In Italia, nello specifico a Bergamo, tutto è già subito un polverone. Patria del cemento armato, la sabbia non si spreca e sembra che non si sprechino nemmeno i tubi Innocenti (pur di nostra invenzione) che paiono appena usciti da una qualche lottizzazione Fanfani di sessant’anni prima. Il muratore qui non ha sprezzo di nulla. Il braghino sopra il ginocchio è la sua mise d’ordinanza e il rapporto con i sottoposti è parente stretto dello schiavismo. Impresa a conduzione famigliare, in genere capo famiglia e figlio maggiorenne (in aggiunta quello minorenne d’estate), più extracomunitari a piacere, direttamente proporzionali alla quantità di lavoro da svolgere. L’impresario, gambe larghe, bacino basso e pancia enorme, ha la fisionomia storica del temibile Caissotti de La speculazione edilizia di Italo Calvino. Lo sguardo furbo quanto selvatico e gli occhi lucidi tipici dell’untuoso arraffaroba, lavora prendendosi tutta la libertà di spazio e tempo, come se fosse a casa sua. Spesso mugugna espressioni indecifrabili, ma chiaramente rabbiose e infiammate dall'alito tipico del bevitore incallito, che l’extra, come lo chiama lui, guarda con un misto di terrore e compassione. Così i residenti che attendono la fine dei lavori come la fine di una tortura, se non di una disgrazia scampata.

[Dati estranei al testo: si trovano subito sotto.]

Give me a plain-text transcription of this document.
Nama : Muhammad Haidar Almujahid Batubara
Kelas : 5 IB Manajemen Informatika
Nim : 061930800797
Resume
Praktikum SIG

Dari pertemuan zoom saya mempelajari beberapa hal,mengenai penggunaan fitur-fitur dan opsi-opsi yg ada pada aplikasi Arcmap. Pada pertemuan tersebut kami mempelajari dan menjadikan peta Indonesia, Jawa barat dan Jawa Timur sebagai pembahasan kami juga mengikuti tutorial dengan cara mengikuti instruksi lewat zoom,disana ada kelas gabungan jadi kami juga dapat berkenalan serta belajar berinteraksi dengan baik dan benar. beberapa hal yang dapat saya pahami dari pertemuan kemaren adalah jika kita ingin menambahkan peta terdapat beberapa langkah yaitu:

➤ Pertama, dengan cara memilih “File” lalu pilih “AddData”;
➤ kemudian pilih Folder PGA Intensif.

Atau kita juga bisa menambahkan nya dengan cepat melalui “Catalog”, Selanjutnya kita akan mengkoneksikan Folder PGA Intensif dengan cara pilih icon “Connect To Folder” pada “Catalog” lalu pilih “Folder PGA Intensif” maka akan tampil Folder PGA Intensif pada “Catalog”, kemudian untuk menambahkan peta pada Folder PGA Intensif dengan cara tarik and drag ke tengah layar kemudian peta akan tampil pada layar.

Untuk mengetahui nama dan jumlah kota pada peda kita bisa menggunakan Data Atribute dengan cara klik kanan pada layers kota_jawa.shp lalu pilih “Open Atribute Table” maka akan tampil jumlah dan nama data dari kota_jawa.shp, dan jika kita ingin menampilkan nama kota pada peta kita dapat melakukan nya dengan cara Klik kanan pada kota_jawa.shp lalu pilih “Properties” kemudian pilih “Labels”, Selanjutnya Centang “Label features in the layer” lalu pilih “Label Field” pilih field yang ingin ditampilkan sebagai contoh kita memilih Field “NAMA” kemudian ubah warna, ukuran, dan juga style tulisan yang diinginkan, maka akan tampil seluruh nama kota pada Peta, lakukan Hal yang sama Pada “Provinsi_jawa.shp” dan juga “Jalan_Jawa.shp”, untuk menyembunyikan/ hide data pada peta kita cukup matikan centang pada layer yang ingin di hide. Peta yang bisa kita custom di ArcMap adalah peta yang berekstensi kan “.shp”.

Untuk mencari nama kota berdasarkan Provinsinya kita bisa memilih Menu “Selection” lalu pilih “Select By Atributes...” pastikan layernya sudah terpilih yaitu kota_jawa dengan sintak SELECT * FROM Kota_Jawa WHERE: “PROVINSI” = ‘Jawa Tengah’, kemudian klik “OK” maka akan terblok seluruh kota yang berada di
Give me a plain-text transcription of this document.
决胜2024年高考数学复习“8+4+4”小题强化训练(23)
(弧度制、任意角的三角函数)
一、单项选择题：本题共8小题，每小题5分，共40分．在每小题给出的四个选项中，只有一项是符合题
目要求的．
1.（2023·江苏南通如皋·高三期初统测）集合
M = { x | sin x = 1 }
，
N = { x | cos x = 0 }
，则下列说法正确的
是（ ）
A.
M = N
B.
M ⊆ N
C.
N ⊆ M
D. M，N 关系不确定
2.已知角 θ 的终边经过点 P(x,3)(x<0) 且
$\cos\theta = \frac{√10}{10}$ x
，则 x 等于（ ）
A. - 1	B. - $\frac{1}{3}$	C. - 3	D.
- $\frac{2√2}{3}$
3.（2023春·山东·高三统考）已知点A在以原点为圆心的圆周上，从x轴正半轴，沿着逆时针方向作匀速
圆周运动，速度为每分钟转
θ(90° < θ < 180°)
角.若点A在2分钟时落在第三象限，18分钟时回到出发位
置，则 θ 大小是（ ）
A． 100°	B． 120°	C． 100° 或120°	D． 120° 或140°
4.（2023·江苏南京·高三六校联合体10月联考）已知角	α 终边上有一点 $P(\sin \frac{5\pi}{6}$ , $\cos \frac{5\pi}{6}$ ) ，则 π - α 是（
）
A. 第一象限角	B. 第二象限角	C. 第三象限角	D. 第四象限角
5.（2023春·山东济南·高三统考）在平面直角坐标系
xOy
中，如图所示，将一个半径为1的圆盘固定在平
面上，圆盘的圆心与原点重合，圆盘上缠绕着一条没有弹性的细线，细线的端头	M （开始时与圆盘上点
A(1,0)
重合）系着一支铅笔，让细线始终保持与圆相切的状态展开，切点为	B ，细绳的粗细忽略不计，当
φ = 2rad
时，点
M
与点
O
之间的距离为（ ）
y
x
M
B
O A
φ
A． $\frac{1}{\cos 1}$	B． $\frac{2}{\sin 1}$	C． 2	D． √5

Impotenti, si assiste alla più totale impreparazione, una sorta di faidate istituzionalizzato che pare essere il termine di paragone di tutta una nazione. Basta una notte di temporale per rivelarne tutta la rozza cialtroneria. Un tetto in riparazione privato di ogni forma di protezione anche solo provvisoria causa l’allagamento di tutti gli appartamenti all’ultimo piano. Il Caissotti d’occasione, chiamato d’urgenza, si dichiara, articolando con difficoltà, ostaggio di un clima maledetto e imprevedibile, e poi che non c’è niente da fare: “è la natura”, lui non c'entra. Nemmeno guardare oltre la spalla di quel prototipo dell'innocenza verso un orizzonte celeste ormai sereno aiuta a rallegrarci: si rimane mezzi allagati e senza parole. Il vicino mi pare dica qualcosa, ma è più che altro un lamento. Restiamo a vedere il tozzo figuro scendere le scale, come se avesse imparato da poco a farlo: gambe larghe e testa bassa. Si spaccia per tecnico, non è il primo e non ha l’aria di essere l’ultimo.